Cardinals face challenge of stopping focused Dallas RB Ezekiel Elliott
TEMPE, Ariz. — The Cardinals know the most important detail about Dallas running back Ezekiel Elliott as they prepare for a Monday Night Football matchup with the Cowboys at University of Phoenix Stadium.
Elliott will play.
The U.S. Court of Appeals for the Fifth Circuit ignored the NFL’s request for a ruling by Sept. 26 on the emergency motion to stay the injunction that allows Elliott to play while the legal challenge to his six-game suspension proceeds. The court has set oral arguments for Monday, Oct 2.
That means Elliott will play against the Cardinals and on Oct. 1 against the Los Angeles Rams.
How to stop the NFL’s 2016 leading rusher is a different matter.
“He is a pads down runner,” Cardinals defensive coordinator James Bettcher said. “Whatever’s been said about the performance last week, I watch tape and I see a guy who carries the ball 20 times a game and averaged over 100 yards rushing a game and has a lot of talent who can burst on the second level, can make guys on the second level miss.
“You’ve got to wrap, you’ve got to run and we’ve got to rally when we tackle this guy.”

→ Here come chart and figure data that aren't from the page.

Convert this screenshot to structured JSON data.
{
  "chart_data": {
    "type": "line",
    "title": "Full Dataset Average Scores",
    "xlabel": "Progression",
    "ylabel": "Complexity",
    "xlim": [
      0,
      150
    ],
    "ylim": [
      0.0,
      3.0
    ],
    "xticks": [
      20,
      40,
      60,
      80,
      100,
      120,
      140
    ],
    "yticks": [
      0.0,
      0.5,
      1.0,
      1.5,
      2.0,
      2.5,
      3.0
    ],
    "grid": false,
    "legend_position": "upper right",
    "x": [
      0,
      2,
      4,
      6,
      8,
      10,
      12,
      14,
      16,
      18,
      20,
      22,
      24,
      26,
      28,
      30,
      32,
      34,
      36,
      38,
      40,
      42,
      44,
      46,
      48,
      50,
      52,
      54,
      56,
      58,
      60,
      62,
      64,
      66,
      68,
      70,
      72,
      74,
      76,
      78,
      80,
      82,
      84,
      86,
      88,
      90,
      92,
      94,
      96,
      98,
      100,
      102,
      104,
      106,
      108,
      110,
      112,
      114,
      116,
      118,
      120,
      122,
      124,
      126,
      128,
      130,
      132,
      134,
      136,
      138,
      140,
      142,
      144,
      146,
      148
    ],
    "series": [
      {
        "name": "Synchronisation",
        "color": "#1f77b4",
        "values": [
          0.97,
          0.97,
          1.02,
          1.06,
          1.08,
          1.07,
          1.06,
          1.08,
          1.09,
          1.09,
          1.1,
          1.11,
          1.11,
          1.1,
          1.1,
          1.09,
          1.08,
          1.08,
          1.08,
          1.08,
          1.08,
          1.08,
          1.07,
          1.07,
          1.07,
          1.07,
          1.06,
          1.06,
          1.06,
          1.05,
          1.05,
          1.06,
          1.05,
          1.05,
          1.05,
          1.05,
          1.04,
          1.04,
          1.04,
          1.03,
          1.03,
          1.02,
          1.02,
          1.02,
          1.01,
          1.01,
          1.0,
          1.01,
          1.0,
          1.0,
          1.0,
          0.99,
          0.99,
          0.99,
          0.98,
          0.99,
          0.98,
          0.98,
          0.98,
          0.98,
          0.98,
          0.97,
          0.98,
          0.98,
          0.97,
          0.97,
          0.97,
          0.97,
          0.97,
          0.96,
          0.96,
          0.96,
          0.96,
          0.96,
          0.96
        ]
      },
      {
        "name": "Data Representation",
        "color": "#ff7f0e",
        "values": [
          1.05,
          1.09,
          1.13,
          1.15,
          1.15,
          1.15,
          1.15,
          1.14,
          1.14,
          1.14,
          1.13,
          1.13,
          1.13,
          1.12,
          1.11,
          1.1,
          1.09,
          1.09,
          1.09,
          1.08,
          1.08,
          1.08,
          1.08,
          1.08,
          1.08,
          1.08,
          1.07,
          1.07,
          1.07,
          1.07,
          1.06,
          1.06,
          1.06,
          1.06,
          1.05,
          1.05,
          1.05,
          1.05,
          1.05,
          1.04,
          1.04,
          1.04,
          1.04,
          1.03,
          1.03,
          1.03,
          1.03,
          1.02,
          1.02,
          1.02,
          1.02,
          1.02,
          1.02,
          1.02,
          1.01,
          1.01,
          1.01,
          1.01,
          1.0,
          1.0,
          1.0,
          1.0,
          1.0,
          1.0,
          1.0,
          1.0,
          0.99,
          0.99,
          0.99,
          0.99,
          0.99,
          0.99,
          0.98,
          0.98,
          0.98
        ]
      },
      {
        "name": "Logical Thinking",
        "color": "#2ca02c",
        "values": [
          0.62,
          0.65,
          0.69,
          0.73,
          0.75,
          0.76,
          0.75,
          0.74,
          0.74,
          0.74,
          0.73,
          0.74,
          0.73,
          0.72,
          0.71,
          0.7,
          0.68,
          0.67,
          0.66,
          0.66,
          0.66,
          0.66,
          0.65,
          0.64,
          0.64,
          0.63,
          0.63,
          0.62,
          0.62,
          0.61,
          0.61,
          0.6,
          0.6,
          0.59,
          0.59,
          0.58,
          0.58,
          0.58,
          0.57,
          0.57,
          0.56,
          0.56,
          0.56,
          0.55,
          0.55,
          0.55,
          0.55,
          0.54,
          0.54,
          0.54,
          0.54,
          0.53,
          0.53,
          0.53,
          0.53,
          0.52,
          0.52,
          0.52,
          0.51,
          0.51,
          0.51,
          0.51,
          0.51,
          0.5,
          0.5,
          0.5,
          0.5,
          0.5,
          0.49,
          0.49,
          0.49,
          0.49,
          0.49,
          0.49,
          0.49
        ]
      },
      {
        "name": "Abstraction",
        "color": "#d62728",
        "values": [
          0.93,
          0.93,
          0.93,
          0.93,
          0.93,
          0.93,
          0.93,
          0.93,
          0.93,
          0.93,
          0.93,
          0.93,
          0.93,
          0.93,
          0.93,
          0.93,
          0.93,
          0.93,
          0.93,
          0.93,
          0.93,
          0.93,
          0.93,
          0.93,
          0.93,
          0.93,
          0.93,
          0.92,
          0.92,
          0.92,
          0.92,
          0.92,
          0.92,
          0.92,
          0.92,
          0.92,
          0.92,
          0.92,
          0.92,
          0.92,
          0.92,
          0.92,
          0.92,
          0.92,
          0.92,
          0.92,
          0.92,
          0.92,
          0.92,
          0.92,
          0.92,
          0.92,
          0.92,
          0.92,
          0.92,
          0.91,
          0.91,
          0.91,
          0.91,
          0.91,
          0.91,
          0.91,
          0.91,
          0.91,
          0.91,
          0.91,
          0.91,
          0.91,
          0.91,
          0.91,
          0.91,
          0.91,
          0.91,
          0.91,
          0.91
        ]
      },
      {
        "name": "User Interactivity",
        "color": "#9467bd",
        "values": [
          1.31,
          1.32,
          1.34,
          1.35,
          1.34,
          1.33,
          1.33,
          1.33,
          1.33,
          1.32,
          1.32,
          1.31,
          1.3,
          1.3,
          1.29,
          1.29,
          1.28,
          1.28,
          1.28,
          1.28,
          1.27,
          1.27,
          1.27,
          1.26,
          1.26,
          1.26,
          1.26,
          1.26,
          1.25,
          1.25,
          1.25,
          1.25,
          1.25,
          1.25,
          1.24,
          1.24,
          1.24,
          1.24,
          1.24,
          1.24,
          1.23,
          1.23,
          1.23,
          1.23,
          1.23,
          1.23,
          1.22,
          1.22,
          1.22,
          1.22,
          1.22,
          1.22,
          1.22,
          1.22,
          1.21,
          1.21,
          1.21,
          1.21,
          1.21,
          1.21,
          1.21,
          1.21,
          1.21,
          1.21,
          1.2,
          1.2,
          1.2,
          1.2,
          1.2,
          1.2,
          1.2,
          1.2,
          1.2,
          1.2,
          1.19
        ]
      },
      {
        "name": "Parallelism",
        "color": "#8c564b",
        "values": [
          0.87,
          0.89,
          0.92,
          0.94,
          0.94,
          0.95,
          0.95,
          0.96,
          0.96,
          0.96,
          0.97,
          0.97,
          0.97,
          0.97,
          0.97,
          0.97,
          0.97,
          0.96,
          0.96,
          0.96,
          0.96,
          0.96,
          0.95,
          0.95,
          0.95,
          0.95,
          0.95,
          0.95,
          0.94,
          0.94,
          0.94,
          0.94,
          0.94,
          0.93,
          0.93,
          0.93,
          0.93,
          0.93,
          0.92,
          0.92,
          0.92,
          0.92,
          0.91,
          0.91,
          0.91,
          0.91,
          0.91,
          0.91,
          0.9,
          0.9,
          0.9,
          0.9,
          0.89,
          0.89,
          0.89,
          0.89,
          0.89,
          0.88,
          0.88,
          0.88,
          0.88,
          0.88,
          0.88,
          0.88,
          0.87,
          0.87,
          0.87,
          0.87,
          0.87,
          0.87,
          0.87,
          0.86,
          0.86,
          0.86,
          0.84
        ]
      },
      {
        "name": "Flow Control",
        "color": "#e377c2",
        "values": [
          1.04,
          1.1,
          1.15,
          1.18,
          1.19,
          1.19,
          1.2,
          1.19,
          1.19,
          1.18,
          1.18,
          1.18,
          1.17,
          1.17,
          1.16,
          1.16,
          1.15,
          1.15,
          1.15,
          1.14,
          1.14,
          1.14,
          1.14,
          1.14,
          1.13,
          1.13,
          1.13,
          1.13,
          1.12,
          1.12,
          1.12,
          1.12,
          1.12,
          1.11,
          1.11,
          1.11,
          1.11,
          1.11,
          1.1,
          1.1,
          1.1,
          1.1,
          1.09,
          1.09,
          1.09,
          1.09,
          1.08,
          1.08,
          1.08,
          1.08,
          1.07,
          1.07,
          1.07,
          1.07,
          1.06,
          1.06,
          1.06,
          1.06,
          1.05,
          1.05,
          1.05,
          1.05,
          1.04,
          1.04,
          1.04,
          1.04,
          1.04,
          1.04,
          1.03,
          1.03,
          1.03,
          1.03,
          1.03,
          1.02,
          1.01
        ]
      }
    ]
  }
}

Elliott ran for 1,631 yards last season, and he topped 100 yards seven times. He ran for 104 yards against the New York Giants in the season opener, but the Denver Broncos held him to career lows in carries (nine) and yards (eight) in Week 2 in a 42-17 Broncos’ win.
Elliott faced criticism for a lack of effort at various points in that game, leading him to address those concerns head on.
“It’s definitely not me. It’s definitely not the type of player I am. It’s definitely not who I am for this team,” he told reporters in Dallas. “I just can’t do that. I was frustrated. I wasn’t myself.
“That’s no excuse for the lack of effort I showed on tape. I just can’t do that. Being one of the leaders on the team and being a guy that people count on, I can’t put that type of stuff on film.”
The Cardinals were interested in a different aspect of that film: what Denver did to stop Elliott. While the game situation limited his carries in the second half because the Broncos had a big lead, Denver was effective at shutting him down early.
“Our plan was to clog every gap, play man-three outside with the corners and their receivers and clog every gap,” Broncos coach Vance Joseph told reporters. “If he did pop a run, it was going to be on a missed tackle. It wasn’t going to be on an open gap.
“When they went three wides and one back, we played our normal base front with our normal secondary. It was a great plan by (defensive coordinator) Joe (Woods) and his staff and it obviously worked.”
The Cardinals weren’t giving away their game plan, but their defensive players talked Friday about the specific challenges Elliott creates.
“First off, when you’re playing Ezekiel Elliott, you’re basically playing the O-line and it’s a good one so that’s its own challenge,” defensive lineman Frostee Rucker said. “Elliott’s short in height but he’s not a small guy. With his height, he can hide behind blockers and they do a lot of things to make sure he’s in space and he gets the matchups he wants.
“They do a lot of unorthodox things that you might call trick plays but they’re within their offense, base plays that they run so we have to be tuned in the whole 60 minutes.”
Defensive tackle Corey Peters stressed the importance of team defense.
“He’s a bigger back and he runs hard so it’s difficult to get him down without having a clean shot on him and you’re not going to get too many line-him-up-and-hit him shots in this game,” Peters said. “You’re battling blocks and all these different things so we’ve got to do a good job up front of striking offensive linemen, pushing them back, getting separation, getting off blocks and getting our bodies on him so that he has to run through you to beat you. And we’re going to have to gang tackle him in those situations where you’re not squared up.”
Dallas’ vaunted offensive line took some hits in the offseason. Left guard Ronald Leary signed a four-year $35 million contract with Denver, and right tackle Doug Free retired. Left tackle Tyson Smith has also faced recent criticism for his play, but Bettcher still sees a tough task ahead, and a time-honored solution.
“It will come down to tackling,” he said. “As small as that is and maybe that’s a statement you’d probably hear from a coach who is coaching middle school or elementary school, but that’s what it’s going to be about.
“We’re going to have to tackle well on early downs to put us in position on second and third downs to be able to do some of the things that we want to do defensively.”